De belangrijkste thema's in Faust zijn de zoektocht naar kennis, de verhouding tussen goed en kwaad, en de menselijke ambitie. Faust symboliseert de eeuwige honger naar begrip en wijsheid, terwijl zijn deal met de duivel de morele conflicten blootlegt die voortkomen uit deze zoektocht.
Faust's karakter ondergaat een aanzienlijke transformatie gedurende het verhaal. Aanvankelijk is hij ambitieus en hongerig naar kennis, maar naarmate hij dieper in zijn pact met Mephistopheles verzeild raakt, zien we een afname van zijn morele waarden en een toenemende wanhoop over de gevolgen van zijn keuzes.
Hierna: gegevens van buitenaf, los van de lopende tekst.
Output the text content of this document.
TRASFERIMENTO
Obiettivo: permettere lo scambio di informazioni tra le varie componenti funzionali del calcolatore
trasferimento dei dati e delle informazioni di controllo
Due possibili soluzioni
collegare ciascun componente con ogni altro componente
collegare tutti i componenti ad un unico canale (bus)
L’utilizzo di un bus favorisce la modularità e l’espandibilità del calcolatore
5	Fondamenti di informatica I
De gevolgen van Faust's pact zijn verstrekkend en dramatisch. In ruil voor kennis en wereldse genoegens verliest hij zijn morele kompas en uiteindelijk de ziel. Het verhaal laat zien dat het nastreven van persoonlijke verlangens zonder rekening te houden met ethiek leidt tot grote spijt en destructie.
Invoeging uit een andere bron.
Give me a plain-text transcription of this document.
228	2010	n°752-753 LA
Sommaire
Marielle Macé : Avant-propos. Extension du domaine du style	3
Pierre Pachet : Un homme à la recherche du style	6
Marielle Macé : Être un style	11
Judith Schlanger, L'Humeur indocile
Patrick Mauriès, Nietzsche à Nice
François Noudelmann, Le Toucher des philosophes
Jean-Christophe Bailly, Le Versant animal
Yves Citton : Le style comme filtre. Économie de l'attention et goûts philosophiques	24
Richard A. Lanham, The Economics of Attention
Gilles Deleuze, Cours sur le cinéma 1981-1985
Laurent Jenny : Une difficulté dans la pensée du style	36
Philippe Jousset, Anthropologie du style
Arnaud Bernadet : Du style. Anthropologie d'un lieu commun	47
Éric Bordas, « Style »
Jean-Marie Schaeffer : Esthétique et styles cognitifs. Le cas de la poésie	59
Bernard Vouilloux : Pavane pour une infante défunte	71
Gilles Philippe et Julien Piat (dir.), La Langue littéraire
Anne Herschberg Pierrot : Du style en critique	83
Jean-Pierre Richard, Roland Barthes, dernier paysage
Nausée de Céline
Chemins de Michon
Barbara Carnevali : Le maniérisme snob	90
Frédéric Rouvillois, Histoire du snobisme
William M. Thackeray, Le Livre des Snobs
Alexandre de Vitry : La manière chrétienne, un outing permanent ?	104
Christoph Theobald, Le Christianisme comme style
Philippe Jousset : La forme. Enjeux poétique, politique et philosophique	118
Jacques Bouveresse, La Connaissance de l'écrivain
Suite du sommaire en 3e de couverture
De strijd tussen goed en kwaad is prominent aanwezig in Faust. De duivel, Mephistopheles, vertegenwoordigt de verleidingen en de schaduwzijde van de mensheid, terwijl Faust's innerlijke strijd en zijn pogingen om zichzelf te vergeven de klassen van goed en kwaad binnen de menselijke ervaring onderzoeken.
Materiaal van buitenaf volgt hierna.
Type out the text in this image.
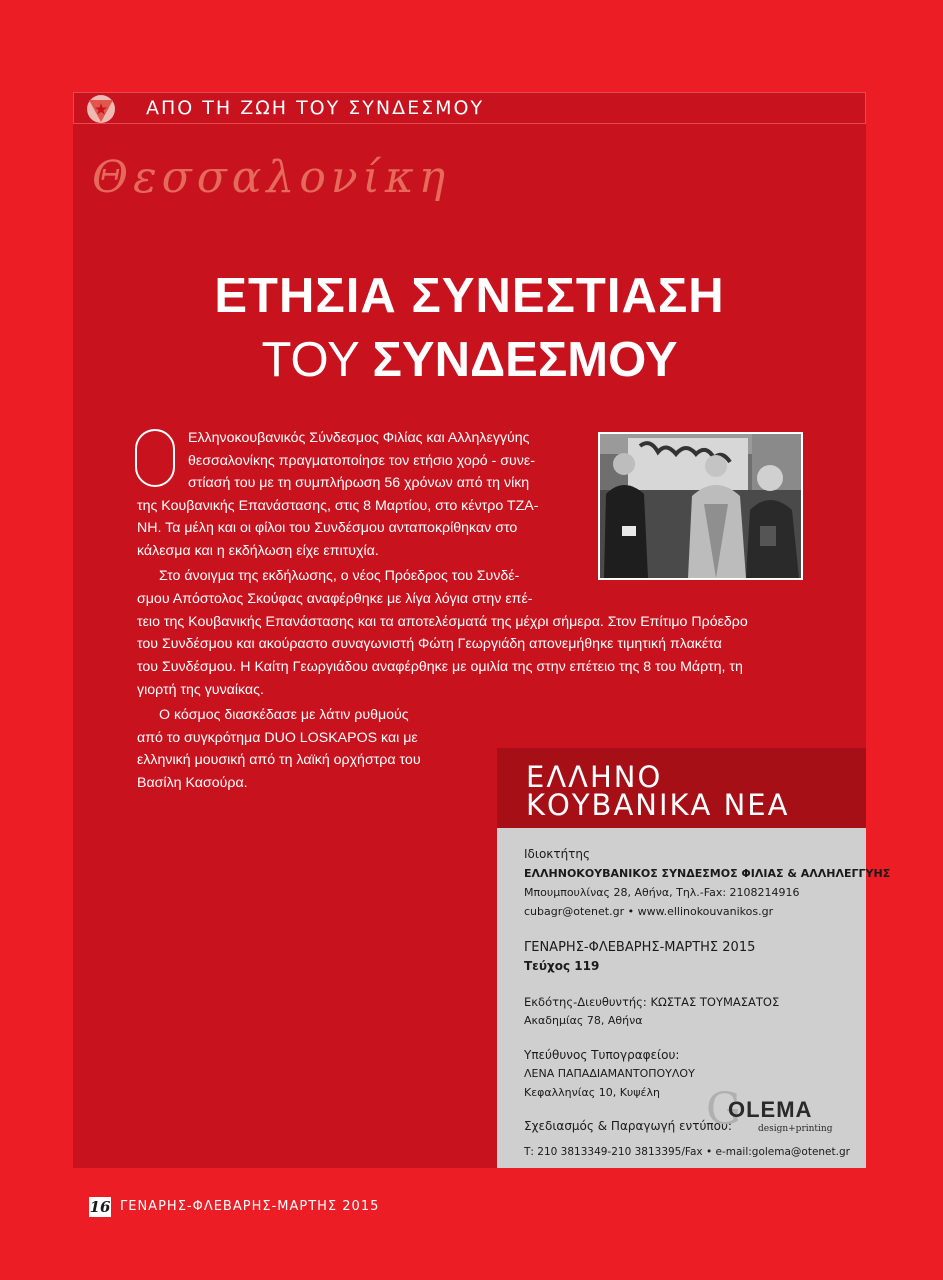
ΑΠΟ ΤΗ ΖΩΗ ΤΟΥ ΣΥΝΔΕΣΜΟΥ
Θεσσαλονίκη
ΕΤΗΣΙΑ ΣΥΝΕΣΤΙΑΣΗ
ΤΟΥ ΣΥΝΔΕΣΜΟΥ
Ελληνοκουβανικός Σύνδεσμος Φιλίας και Αλληλεγγύης
θεσσαλονίκης πραγματοποίησε τον ετήσιο χορό - συνε-
στίασή του με τη συμπλήρωση 56 χρόνων από τη νίκη
της Κουβανικής Επανάστασης, στις 8 Μαρτίου, στο κέντρο ΤΖΑ-
ΝΗ. Τα μέλη και οι φίλοι του Συνδέσμου ανταποκρίθηκαν στο
κάλεσμα και η εκδήλωση είχε επιτυχία.
Στο άνοιγμα της εκδήλωσης, ο νέος Πρόεδρος του Συνδέ-
σμου Απόστολος Σκούφας αναφέρθηκε με λίγα λόγια στην επέ-
τειο της Κουβανικής Επανάστασης και τα αποτελέσματά της μέχρι σήμερα. Στον Επίτιμο Πρόεδρο
του Συνδέσμου και ακούραστο συναγωνιστή Φώτη Γεωργιάδη απονεμήθηκε τιμητική πλακέτα
του Συνδέσμου. Η Καίτη Γεωργιάδου αναφέρθηκε με ομιλία της στην επέτειο της 8 του Μάρτη, τη
γιορτή της γυναίκας.
Ο κόσμος διασκέδασε με λάτιν ρυθμούς
από το συγκρότημα DUO LOSKAPOS και με
ελληνική μουσική από τη λαϊκή ορχήστρα του
Βασίλη Κασούρα.	ΕΛΛΗΝΟ
ΚΟΥΒΑΝΙΚΑ ΝΕΑ
Ιδιοκτήτης
ΕΛΛΗΝΟΚΟΥΒΑΝΙΚΟΣ ΣΥΝΔΕΣΜΟΣ ΦΙΛΙΑΣ & ΑΛΛΗΛΕΓΓΥΗΣ
Μπουμπουλίνας 28, Αθήνα, Τηλ.-Fax: 2108214916
cubagr@otenet.gr • www.ellinokouvanikos.gr
ΓΕΝΑΡΗΣ-ΦΛΕΒΑΡΗΣ-ΜΑΡΤΗΣ 2015
Τεύχος 119
Εκδότης-Διευθυντής: ΚΩΣΤΑΣ ΤΟΥΜΑΣΑΤΟΣ
Ακαδημίας 78, Αθήνα
Υπεύθυνος Τυπογραφείου:
ΛΕΝΑ ΠΑΠΑΔΙΑΜΑΝΤΟΠΟΥΛΟΥ
Κεφαλληνίας 10, Κυψέλη
Σχεδιασμός & Παραγωγή εντύπου:
Τ: 210 3813349-210 3813395/Fax • e-mail:golema@otenet.gr
G
OLEMA
design+printing
16 ΓΕΝΑΡΗΣ-ΦΛΕΒΑΡΗΣ-ΜΑΡΤΗΣ 2015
Het verhaal van Faust is diep geworteld in verschillende historische en culturele invloeden, waaronder de middeleeuwse folklore en de menselijke Renaissance. De legende is door de eeuwen heen geëvolueerd, waarbij verschillende schrijvers en denkers hun interpretaties van Faust's deal met de duivel hebben gegeven, reflecterend op de waarden en zorgen van hun eigen tijd.